I contrast this with what I'm talking about in that there is interdependence; the answer may indeed be a collection of data, but each piece of data is influenced by a number of different inputs, not just one, which is the case with traditional computation. It's more a difference between how input maps to output, I suppose you can say. To modify the parallel computing notation, traditional computing models in general are SISO, single-input/single-output. Whether it's serial, with one instruction being processed at a time, and producing one output, or in parallel, with multiple processors doing multiple things, but each providing a single output at any given time. What I refer to instead could be thought of as MISO or MIMO, multiple-input/single-output or multiple-input/multiple-output. (Interestingly, you could also have a SIMO, single-input/multiple-output model, which creates divergent results through from process, perhaps random mutation, and this would model one of the processes involved in evolution.)
The reason I bring this topic up is because of a particular problem. If you try to simulate a non-SISO computation on an SISO machine, it's relatively easy to do. Because the results are order independent, the calculations can be done granularly in any particular order. But trying to do the reverse, in particular, trying to simulate an SISO computation on an MIMO machine seems to be especially difficult, because an MIMO machine has no instruction cue like an SISO computation does. Serial, and traditionally parallel, computations have some predefined list of instructions, but non-SISO parallel computations have no such predefined list of instructions, so how can you simulate SISO computations on non-SISO machines? It's an interesting problem, especially because it's essentially the question of how the brain, which is massively parallel MIMO device, can create our conscious experience, which seems to have some serialized nature, especially with things like mathematics, which is inherently serial. This difficulty in simulating MIMO computations might even explain why math is such a hard thing to learn.
One possible method, the only one that I've been able to think of, is that you might have a processor that produces a particular output from a particular input, and you might have a second processor that produces the next input, thus creating a feedback loop.
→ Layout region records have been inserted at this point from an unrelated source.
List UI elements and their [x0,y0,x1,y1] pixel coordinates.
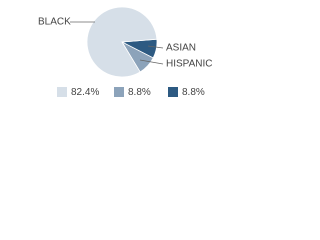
legend-swatch [168,87,178,97]
legend-label: 82.4% [71,87,99,98]
callout-line [147,45,164,49]
legend-label: 8.8% [182,87,205,98]
slice-label: ASIAN [166,43,196,54]
legend-swatch [57,87,67,97]
legend-label: 8.8% [128,87,151,98]
slice-label: HISPANIC [166,59,213,70]
pie-slice [86,6,158,78]
slice-label: BLACK [38,17,71,28]
chart: BLACK ASIAN HISPANIC 82.4% 8.8% 8.8% [38,6,213,98]
legend-swatch [114,87,124,97]
callout-line [139,59,164,65]
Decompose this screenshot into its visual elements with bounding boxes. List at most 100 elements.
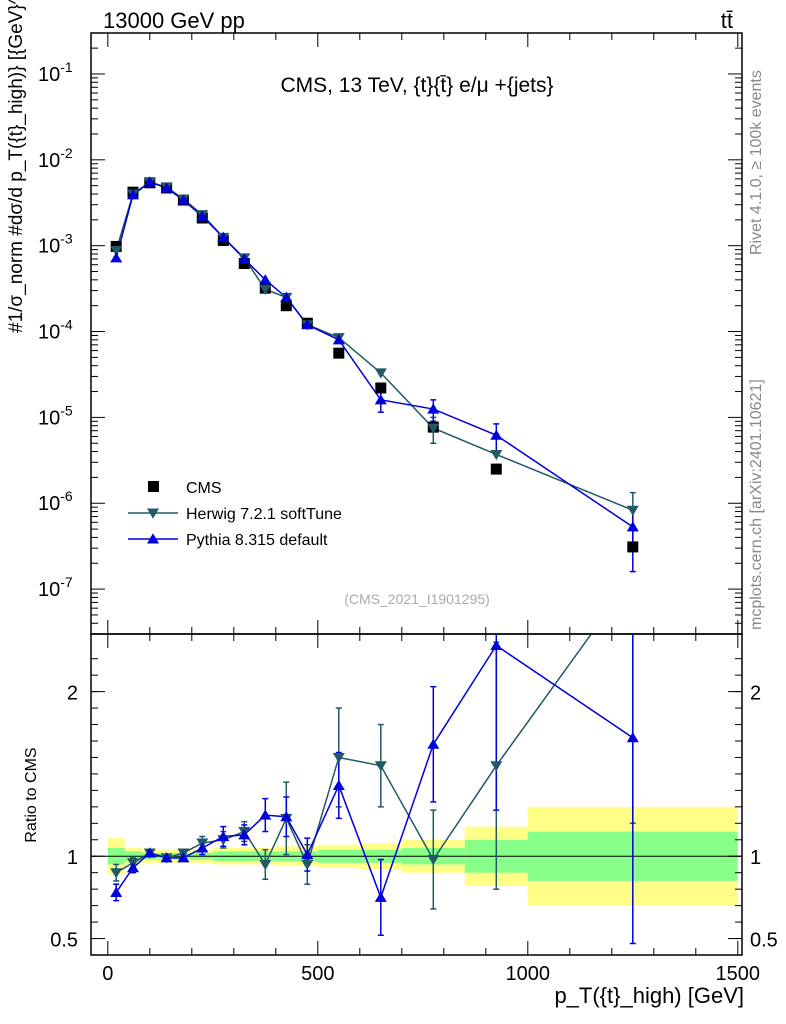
- herwig-point: [427, 423, 440, 434]
- legend-marker-herwig: [147, 508, 159, 519]
- main-ytick-label: 10-4: [38, 317, 73, 344]
- pythia-ratio-point: [177, 852, 190, 863]
- main-data: [110, 176, 639, 573]
- herwig-ratio-line: [380, 765, 434, 860]
- pythia-point: [217, 231, 230, 242]
- herwig-ratio-point: [490, 761, 503, 772]
- pythia-point: [427, 403, 440, 414]
- pythia-ratio-line: [380, 744, 435, 898]
- herwig-point: [490, 449, 503, 461]
- herwig-ratio-point: [332, 752, 345, 764]
- ratio-ytick-label-left: 1: [67, 847, 78, 869]
- legend-label-herwig: Herwig 7.2.1 softTune: [186, 506, 342, 523]
- herwig-point: [110, 245, 123, 257]
- main-title: CMS, 13 TeV, {t}{t̄} e/μ +{jets}: [280, 74, 553, 97]
- pythia-point: [280, 291, 293, 302]
- ratio-ytick-label-left: 0.5: [50, 930, 78, 952]
- analysis-tag: (CMS_2021_I1901295): [344, 591, 490, 607]
- ratio-frame: [90, 633, 743, 956]
- pythia-ratio-point: [196, 842, 209, 853]
- pythia-point: [626, 521, 639, 532]
- pythia-ratio-point: [160, 852, 173, 863]
- main-ytick-label: 10-6: [38, 488, 73, 515]
- main-ytick-label: 10-7: [38, 574, 73, 601]
- pythia-ratio-line: [285, 816, 308, 855]
- mcplots-label: mcplots.cern.ch [arXiv:2401.10621]: [748, 379, 765, 630]
- pythia-ratio-point: [332, 779, 345, 790]
- herwig-ratio-point: [301, 859, 314, 871]
- pythia-point: [238, 253, 251, 264]
- pythia-ratio-point: [427, 738, 440, 749]
- herwig-ratio-point: [259, 859, 272, 871]
- main-axis-ticks: 10-7 10-6 10-5 10-4 10-3 10-2 10-1: [38, 33, 742, 635]
- ratio-bands: [91, 806, 742, 906]
- pythia-ratio-line: [306, 785, 340, 855]
- pythia-point: [127, 189, 139, 200]
- herwig-ratio-line: [338, 756, 381, 767]
- legend-marker-cms: [148, 481, 159, 492]
- pythia-ratio-point: [490, 639, 503, 651]
- pythia-point: [196, 210, 209, 221]
- cms-point: [333, 347, 345, 359]
- legend-label-pythia: Pythia 8.315 default: [186, 532, 328, 549]
- herwig-ratio-point: [110, 868, 123, 879]
- rivet-label: Rivet 4.1.0, ≥ 100k events: [748, 70, 765, 255]
- legend-marker-pythia: [147, 533, 159, 544]
- pythia-ratio-line: [495, 644, 634, 739]
- ratio-xtick-label: 1500: [716, 963, 761, 985]
- main-ytick-label: 10-2: [38, 145, 73, 172]
- ratio-xtick-label: 500: [301, 963, 334, 985]
- pythia-point: [177, 194, 190, 205]
- ratio-ytick-label-right: 2: [750, 683, 761, 705]
- pythia-point: [110, 252, 123, 263]
- pythia-ratio-point: [374, 891, 387, 902]
- cms-point: [375, 382, 387, 394]
- ratio-ytick-label-right: 0.5: [750, 930, 778, 952]
- pythia-ratio-point: [238, 829, 251, 840]
- ratio-ytick-label-right: 1: [750, 847, 761, 869]
- herwig-ratio-line: [306, 757, 340, 865]
- main-ytick-label: 10-3: [38, 231, 73, 258]
- main-ylabel: #1/σ_norm #dσ/d p_T({t}_high)} [{GeV}^-1…: [6, 0, 27, 333]
- main-ytick-label: 10-5: [38, 402, 73, 429]
- ratio-xlabel: p_T({t}_high) [GeV]: [554, 983, 744, 1008]
- ratio-data: [110, 633, 639, 945]
- cms-point: [490, 463, 502, 475]
- herwig-ratio-line: [264, 818, 287, 865]
- ratio-axis-ticks: 0.5 0.5 1 1 2 2 0 500 1000 1500: [50, 634, 778, 985]
- herwig-ratio-point: [427, 855, 440, 866]
- herwig-line: [115, 181, 634, 511]
- herwig-point: [374, 368, 387, 379]
- pythia-point: [374, 394, 387, 405]
- pythia-point: [143, 176, 156, 187]
- pythia-ratio-line: [432, 645, 497, 745]
- herwig-point: [259, 284, 272, 296]
- pythia-ratio-point: [143, 847, 156, 858]
- pythia-point: [160, 182, 173, 193]
- ratio-xtick-label: 0: [102, 963, 113, 985]
- pythia-ratio-line: [338, 785, 382, 898]
- header-right-label: tt̄: [721, 8, 733, 33]
- pythia-point: [332, 334, 345, 345]
- herwig-point: [626, 505, 639, 516]
- pythia-line: [115, 181, 634, 528]
- main-panel: CMS, 13 TeV, {t}{t̄} e/μ +{jets} (CMS_20…: [6, 0, 743, 635]
- pythia-point: [301, 319, 314, 330]
- pythia-point: [490, 429, 503, 440]
- header-left-label: 13000 GeV pp: [103, 8, 245, 33]
- pythia-point: [259, 274, 272, 285]
- ratio-xtick-label: 1000: [506, 963, 551, 985]
- main-ytick-label: 10-1: [38, 59, 73, 86]
- ratio-ytick-label-left: 2: [67, 683, 78, 705]
- herwig-ratio-line: [432, 765, 497, 860]
- pythia-ratio-point: [280, 811, 293, 822]
- pythia-ratio-point: [127, 862, 139, 873]
- cms-point: [627, 541, 639, 553]
- ratio-panel: 0.5 0.5 1 1 2 2 0 500 1000 1500 Ratio to CMS p_T(…: [23, 633, 778, 1008]
- pythia-ratio-point: [259, 809, 272, 820]
- pythia-ratio-point: [110, 886, 123, 897]
- legend-label-cms: CMS: [186, 480, 222, 497]
- pythia-ratio-point: [217, 830, 230, 841]
- pythia-ratio-point: [301, 848, 314, 860]
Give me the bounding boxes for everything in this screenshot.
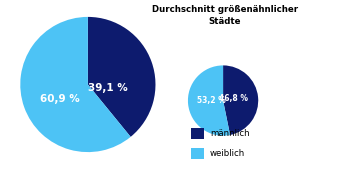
Text: 53,2 %: 53,2 % (197, 96, 226, 105)
Text: weiblich: weiblich (210, 149, 245, 158)
Text: 60,9 %: 60,9 % (40, 94, 79, 104)
Text: männlich: männlich (210, 129, 249, 138)
Text: 39,1 %: 39,1 % (88, 83, 128, 93)
Wedge shape (20, 17, 131, 152)
Text: 46,8 %: 46,8 % (219, 94, 248, 103)
Text: Durchschnitt größenähnlicher
Städte: Durchschnitt größenähnlicher Städte (152, 5, 298, 26)
Wedge shape (188, 65, 230, 136)
Wedge shape (223, 65, 258, 135)
Wedge shape (88, 17, 155, 137)
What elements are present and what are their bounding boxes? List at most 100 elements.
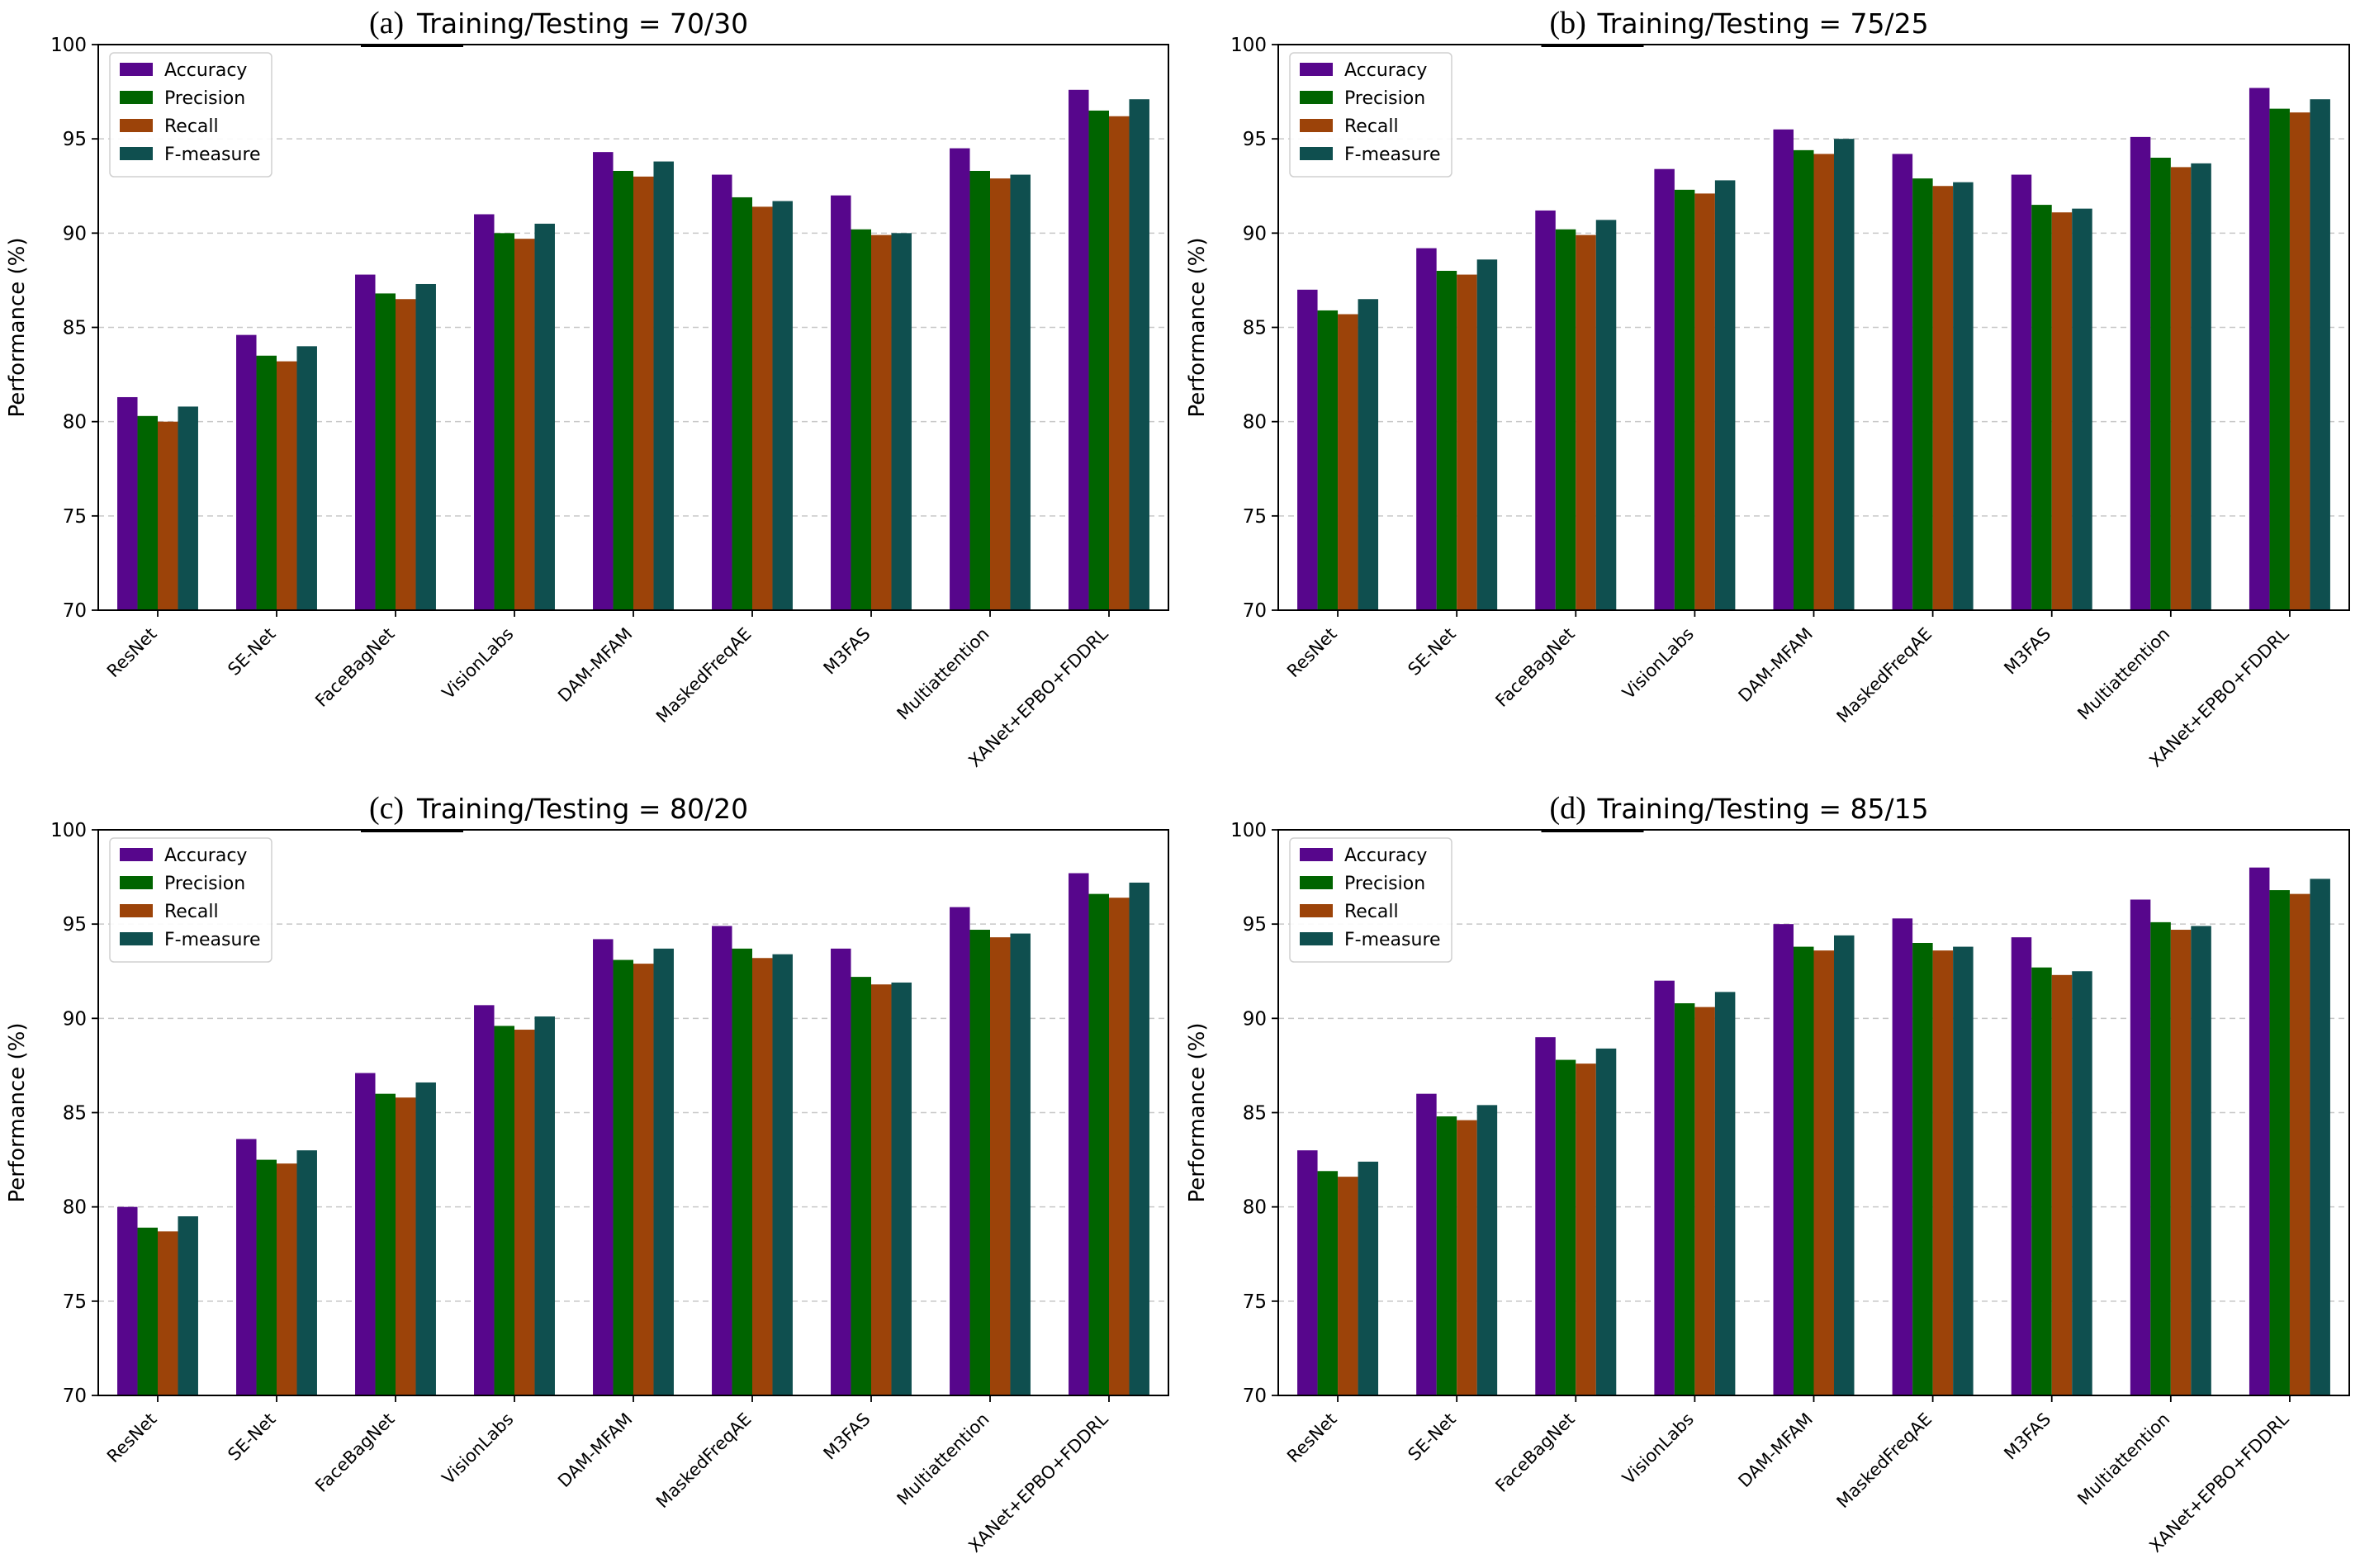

This might not necessarily require that the entire input-output flow be mapped before hand, where you already know what outputs lead to what inputs, and aren't really computing anything new. Instead you could set it up so that the simple presence of the output, along with the current state of the processor and the input generator together produce a new input. This way all you'd have to do is have an input generator that depends on the completion of one process, and on the information of which input it previously provided, to generate a new input in a sequential manner. Of course it would be difficult to truly get a process-based system working, perhaps even impossible, since at no does the process really stop performing the computation. Every input to the processor changes the output, and the same goes for the input-generator, so theres a constant feedback.
I think this is a beginning for how it might work, not necessarily the way it does in fact work. But it is a starting point, something to use in creating models of computation.